The following was adapted from a Zoom interview between Sarah Lapean and Annika Lunstad.
Annika is a physics and math double major. She came to Amherst wanting to study physics, but without a clear idea of where she wanted to go with it. The summer after her freshman year, she participated in the Summer Science Undergraduate Research Fellowship (SURF) with Professor David Hanneke. She really enjoyed her project, which involved building laser shutters from computer hard drive motors. The hard drive would block lasers automatically, so they could keep track of the wavelengths of multiple lasers. She got to learn about the machine shop, electronics, programming, and optics. This experience introduced her to the field of atomic, molecular, and optical (AMO) physics, in which “you can learn a million different things in pursuit of this one goal.” She had a wonderful experience with Professor Hanneke, who “really prioritized learning,” and whom she has continued to work with almost continuously since then.

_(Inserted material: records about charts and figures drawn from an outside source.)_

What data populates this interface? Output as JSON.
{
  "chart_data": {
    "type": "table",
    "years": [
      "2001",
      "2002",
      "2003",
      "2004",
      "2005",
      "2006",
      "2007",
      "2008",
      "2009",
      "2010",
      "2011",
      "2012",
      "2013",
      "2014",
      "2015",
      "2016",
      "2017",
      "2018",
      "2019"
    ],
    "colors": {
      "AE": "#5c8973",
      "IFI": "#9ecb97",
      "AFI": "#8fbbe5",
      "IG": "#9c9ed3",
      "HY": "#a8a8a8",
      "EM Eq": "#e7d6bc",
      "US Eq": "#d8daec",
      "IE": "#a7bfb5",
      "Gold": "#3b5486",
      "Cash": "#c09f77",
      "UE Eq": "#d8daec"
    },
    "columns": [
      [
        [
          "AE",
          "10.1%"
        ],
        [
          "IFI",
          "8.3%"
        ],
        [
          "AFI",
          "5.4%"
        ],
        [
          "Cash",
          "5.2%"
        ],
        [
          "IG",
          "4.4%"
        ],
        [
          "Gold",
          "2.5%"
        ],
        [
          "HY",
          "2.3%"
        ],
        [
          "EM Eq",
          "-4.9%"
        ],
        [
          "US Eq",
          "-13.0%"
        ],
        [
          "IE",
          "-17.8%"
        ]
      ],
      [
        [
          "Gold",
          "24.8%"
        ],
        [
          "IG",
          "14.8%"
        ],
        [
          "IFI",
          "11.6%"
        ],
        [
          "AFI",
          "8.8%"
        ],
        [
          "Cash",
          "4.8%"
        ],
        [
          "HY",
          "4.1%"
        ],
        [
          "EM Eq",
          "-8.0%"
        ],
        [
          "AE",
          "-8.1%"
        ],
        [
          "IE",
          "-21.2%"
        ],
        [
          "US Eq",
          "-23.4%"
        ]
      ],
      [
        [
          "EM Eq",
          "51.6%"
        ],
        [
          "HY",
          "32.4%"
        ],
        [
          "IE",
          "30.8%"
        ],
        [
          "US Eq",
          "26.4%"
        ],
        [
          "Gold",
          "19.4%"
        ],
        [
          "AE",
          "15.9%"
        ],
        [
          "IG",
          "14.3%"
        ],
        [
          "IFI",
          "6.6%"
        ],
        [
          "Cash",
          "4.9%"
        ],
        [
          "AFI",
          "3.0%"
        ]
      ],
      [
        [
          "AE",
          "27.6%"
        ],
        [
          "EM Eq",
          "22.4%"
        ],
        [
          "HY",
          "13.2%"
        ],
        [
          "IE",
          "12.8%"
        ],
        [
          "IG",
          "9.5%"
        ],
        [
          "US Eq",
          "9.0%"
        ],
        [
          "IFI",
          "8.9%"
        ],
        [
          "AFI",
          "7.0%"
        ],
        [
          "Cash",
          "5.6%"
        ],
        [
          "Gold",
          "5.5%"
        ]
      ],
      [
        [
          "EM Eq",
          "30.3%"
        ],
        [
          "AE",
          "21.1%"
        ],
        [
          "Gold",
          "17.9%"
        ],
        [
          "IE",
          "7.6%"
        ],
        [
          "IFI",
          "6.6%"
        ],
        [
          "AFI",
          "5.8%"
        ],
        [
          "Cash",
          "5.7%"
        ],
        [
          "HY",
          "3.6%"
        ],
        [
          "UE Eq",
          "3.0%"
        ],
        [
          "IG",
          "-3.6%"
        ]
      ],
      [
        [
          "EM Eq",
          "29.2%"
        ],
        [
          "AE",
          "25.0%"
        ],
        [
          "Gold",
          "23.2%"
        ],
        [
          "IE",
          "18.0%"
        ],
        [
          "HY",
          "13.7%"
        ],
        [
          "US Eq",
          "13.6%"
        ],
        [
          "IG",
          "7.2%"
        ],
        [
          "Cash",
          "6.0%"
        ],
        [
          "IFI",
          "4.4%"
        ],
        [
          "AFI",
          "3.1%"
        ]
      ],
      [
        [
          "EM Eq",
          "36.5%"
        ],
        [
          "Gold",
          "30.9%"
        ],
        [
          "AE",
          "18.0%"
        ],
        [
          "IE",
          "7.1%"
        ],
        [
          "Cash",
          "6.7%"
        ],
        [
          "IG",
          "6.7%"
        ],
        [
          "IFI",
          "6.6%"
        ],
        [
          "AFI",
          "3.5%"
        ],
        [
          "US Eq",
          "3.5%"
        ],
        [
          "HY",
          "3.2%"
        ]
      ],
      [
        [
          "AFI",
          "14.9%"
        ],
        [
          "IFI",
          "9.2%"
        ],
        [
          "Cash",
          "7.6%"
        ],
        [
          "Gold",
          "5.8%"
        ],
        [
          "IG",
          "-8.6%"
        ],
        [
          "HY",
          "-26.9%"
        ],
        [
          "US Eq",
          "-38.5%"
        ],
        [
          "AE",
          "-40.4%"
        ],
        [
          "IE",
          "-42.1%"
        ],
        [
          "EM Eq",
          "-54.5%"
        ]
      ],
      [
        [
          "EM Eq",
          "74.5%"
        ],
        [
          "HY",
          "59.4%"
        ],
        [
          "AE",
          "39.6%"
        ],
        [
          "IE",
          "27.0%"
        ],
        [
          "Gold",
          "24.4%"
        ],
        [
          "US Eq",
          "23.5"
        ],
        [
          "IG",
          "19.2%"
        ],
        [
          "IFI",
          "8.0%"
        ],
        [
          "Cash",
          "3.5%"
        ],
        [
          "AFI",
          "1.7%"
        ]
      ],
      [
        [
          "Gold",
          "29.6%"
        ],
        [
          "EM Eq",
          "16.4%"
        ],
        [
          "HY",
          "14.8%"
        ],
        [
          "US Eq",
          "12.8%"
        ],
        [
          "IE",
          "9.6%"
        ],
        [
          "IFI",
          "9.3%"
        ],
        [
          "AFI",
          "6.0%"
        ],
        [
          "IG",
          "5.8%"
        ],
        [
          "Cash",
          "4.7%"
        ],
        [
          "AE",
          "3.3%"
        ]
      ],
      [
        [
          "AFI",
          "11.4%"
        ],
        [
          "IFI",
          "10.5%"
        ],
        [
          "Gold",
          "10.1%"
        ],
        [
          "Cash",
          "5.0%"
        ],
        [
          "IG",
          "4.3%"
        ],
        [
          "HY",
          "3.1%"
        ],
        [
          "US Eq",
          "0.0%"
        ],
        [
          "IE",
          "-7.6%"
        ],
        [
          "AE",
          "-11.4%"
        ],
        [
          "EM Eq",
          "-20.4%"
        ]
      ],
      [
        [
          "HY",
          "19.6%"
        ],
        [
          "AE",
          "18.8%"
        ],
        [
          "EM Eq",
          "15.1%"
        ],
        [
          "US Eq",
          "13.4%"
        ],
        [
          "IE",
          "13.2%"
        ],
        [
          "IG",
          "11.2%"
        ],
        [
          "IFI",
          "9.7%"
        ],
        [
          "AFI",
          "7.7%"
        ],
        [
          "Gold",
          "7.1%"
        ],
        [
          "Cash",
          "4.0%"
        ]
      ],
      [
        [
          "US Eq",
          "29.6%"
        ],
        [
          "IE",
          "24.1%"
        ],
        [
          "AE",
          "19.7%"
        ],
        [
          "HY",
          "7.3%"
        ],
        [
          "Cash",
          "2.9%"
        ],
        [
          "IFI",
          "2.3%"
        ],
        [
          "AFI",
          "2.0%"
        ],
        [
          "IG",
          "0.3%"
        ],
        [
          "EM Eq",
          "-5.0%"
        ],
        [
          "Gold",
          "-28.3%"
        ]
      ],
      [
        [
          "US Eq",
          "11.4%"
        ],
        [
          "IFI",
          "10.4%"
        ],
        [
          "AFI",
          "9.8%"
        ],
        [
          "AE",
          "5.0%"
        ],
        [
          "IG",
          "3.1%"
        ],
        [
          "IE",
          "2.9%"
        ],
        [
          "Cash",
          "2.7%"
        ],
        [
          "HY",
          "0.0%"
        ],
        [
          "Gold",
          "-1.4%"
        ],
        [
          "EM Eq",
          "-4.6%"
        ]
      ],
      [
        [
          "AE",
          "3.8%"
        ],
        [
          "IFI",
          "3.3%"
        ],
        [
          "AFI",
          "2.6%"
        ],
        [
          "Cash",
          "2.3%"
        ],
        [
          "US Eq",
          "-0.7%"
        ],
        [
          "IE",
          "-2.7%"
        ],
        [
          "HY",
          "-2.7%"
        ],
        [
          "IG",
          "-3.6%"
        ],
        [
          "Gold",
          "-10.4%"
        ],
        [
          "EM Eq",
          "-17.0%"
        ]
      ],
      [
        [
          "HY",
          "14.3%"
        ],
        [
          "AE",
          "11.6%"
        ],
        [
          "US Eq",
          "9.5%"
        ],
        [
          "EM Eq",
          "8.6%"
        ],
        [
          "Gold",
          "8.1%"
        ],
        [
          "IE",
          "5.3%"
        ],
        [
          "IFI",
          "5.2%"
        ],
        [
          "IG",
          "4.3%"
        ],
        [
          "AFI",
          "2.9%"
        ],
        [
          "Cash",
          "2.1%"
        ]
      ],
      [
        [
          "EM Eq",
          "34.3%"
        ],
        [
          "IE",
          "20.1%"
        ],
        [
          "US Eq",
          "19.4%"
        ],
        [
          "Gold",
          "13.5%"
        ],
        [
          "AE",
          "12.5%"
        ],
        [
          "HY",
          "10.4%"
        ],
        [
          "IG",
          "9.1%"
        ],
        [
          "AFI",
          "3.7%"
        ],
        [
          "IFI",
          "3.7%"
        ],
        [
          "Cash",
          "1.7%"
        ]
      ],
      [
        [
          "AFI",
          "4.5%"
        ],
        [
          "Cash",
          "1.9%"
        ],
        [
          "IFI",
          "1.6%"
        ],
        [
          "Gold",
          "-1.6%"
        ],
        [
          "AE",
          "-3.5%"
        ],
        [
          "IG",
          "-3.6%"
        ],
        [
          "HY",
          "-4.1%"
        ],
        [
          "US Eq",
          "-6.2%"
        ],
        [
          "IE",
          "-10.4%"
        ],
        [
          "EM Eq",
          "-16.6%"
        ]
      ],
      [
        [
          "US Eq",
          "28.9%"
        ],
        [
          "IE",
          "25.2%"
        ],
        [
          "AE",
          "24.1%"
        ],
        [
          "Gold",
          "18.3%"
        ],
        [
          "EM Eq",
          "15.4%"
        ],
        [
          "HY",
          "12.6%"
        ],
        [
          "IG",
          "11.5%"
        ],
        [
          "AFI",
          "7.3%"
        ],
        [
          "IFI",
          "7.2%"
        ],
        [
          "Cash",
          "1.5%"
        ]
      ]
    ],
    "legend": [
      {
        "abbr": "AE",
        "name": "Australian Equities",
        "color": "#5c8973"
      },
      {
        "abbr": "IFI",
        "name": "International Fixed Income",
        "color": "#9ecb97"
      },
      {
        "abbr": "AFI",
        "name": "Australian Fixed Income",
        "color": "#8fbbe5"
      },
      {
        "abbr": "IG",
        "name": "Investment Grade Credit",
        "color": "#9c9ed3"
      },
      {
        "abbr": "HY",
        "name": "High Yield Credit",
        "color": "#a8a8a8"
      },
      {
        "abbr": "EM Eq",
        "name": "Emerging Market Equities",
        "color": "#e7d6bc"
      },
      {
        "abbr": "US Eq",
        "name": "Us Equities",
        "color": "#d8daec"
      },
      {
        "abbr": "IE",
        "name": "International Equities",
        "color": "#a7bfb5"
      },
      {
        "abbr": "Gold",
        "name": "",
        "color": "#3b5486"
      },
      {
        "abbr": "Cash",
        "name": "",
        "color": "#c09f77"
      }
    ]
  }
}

Professor Hanneke’s lab is what is called a precision measurements lab in AMO. It conducts fundamental physics experiments, which means they are trying to understand some of the fundamental forces, particles, and general laws about the universe. The way a “table-top physics experiment” fits into this is that they can look for very small changes in a low energy environment that would be caused by physics beyond the Standard Model. The fundamental constant (μ) is the proton to electron mass ratio, and it is a unitless value that shows up everywhere in nature. Some theories of physics, however, have been going beyond the Standard Model that provides us with the explanation for particles we already understand, like the μ.“Instead of [μ] being a constant, it might drift in time or it might oscillate,” Annika proposes. This shift might be caused by a number of things, such as dark energy, or could be explained by theories of quantum gravity, or theories of dark matter. In order for Annika to find this slight variation in the constant, she needed a system that was sensitive to this constant.
This is where we get to the specifics of Annika’s thesis. She is looking at vibrational levels in oxygen molecules, which essentially depend on her interest in the constant μ. With the specific system she used, they intended to measure these energy levels with such precision that she might be able to look for shifts or oscillations. Quantum mechanics explain that all these energy levels are discreet. Therefore, you can drive transitions from the lowest vibrational state to a higher vibrational state, and the energy levels of these transitions would be measurable. Annika tells us that “[her] thesis was doing some of the first real searches for these transitions.”
With such a task, Annika’s daily work was far from boring. At the beginning of the semester, she was building an electrode setup. She would meet up with her advisor and spot weld some electrodes, then assemble a vacuum chamber. Later on in the semester, she moved to actually scanning her laser across the frequencies where she would expect to drive the transitions. Towards the end of her thesis, she would wake up in the morning, adjust the laser by realigning it or adding dye (bright purple!), get everything set up, then decide what she wanted to look at that day, which was the hardest part. She would choose which frequencies she would scan, how many data points she would take at each step, then run the scan. Later, she would check back in on it, shut everything down at the end of the day, and try to interpret the results. This is what Annika loves about the field of physics – the wide range of things you get to do.
Annika considers herself and her lab as a part of a larger project of the broader physics community. She knows they aren’t the only lab looking for changes in μ, or even the only one using oxygen to find these changes. The broad goal of looking for these changes in the fundamental constant is a community effort to work out technical problems.
Next year, Annika will be attending graduate school at Harvard University, where she will continue to look for these shifts with a polyatomic molecule. Her advice for freshmen and sophomores is to try working in different kinds of labs to get “a flavor for different kinds of research” and to meet different professors. If you are just about to start your thesis, Annika advises that you try to limit the number of other things you focus on during your senior year. Give yourself a ton of space, and make yourself a priority.